Park Alanları ve Otopark Güvenliği

Günümüzde güvenliğin sağlanması hizmet sektörünün en önemli konularından biridir. Hizmet sektörü, çalışanlarının ve sürekli müşterilerinin güvenliğini sağlamaya çalışmaktadır. Bu sorumluluk, o alan içerisinde, müşterilerin ve çalışanların bulunabilecekleri her yerin güvenliğini kapsamaktadır.
Müşteriler ve çalışanlar araçlarını park alanları veya otoparklara bırakırlar ve bu alanlar oldukça büyük yer kaplamalarına rağmen buradaki aktivite işletmenin diğer kısımlarındakine göre daha azdır. Yani bu alanlarda bulunan kişi sayısı binanın içerisinde bulunan kişi sayısından azdır, bu sebeple de park alanları suç işlenmesi daha muhtemel yerlerdir. Hırsızlığın daha çok olduğu yerler, diğer suçların işlenmesi bakımından da yüksek risk oluştururlar.

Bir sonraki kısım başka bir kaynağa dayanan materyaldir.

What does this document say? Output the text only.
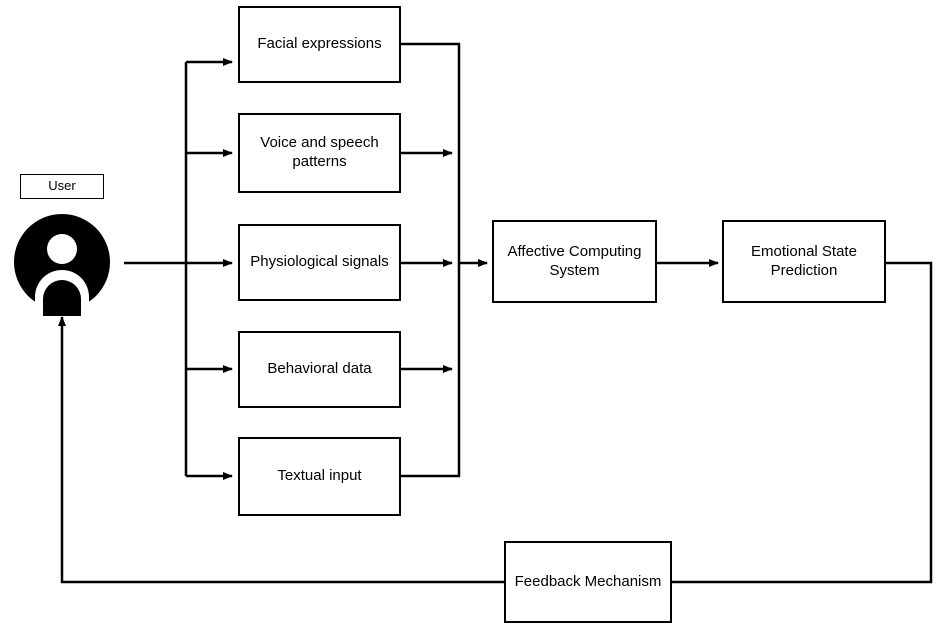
User
Facial expressions
Voice and speech patterns
Physiological signals
Behavioral data
Textual input
Affective Computing System
Emotional State Prediction
Feedback Mechanism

Park alanlarında, müşterilerin ve çalışanların güvenliğini sağlamayı zorlaştıran bazı genel problemler vardır. Bir suçlunun aracı park alanında muhtemelen fark edilmeyecektir. Ayrıca, park halindeki araçlar suçluların saklanabileceği bir yer oluşturur ve suçlunun bulunduğu yeri aydınlatabilecek ışıklandırmanın etkinliğini azaltır. Otoparklar içinse güvenlik daha çok problemlidir. Otoparklar aynı alan içerisinde çok daha fazla araç alma kapasitesine sahiptir. Doğal gözetim yöntemi olarak bilinen, kişinin çevresini görebilmesi ve görülebilmesi oranı, otoparklarda daha azdır. Bunun sebebi otoparkların kısmi, ya da tamamen kapalı olması, katlı olması ve rampaların bulunmasıdır.
“Bir güvenlik önleminin engelleyici olabilmesi için potansiyel bir suçlunun, suç işlemesini fiziksel olarak engelleyecek nitelikte tasarlanması gerekir.”
Bir park alanındaki güvenlik önlemlerinin yeterli olup olmadığının belirlenebilmesi için en etkili yol, güvenlik teftişi yapmaktır. Güvenlik teftişi ile tesisin zayıf yerleri, mevcut güvenliğe karşı orada hangi tehditlerin oluşabileceği belirlenir. Suçu önceden görebilmek, bir şuçun işleneceğinin mantıklı bir tahminidir. Bir suçun önceden tahmin edilememesi, o suçun işlenmesinin mümkün olmadığı anlamına gelmez. Suçun o anda, o koşullar altında ve o konumda, öngörülemeyeceği anlamına gelir. Bir arazinin güvenliğini sağlayabilmek için mükemmel bir güvenlik çözümü yoktur. Kusursuz bir suç önleme yöntemi elde edilemez veya temin edilemez ama mantıklı bir güvenlik sağlama yöntemi elde edilebilir.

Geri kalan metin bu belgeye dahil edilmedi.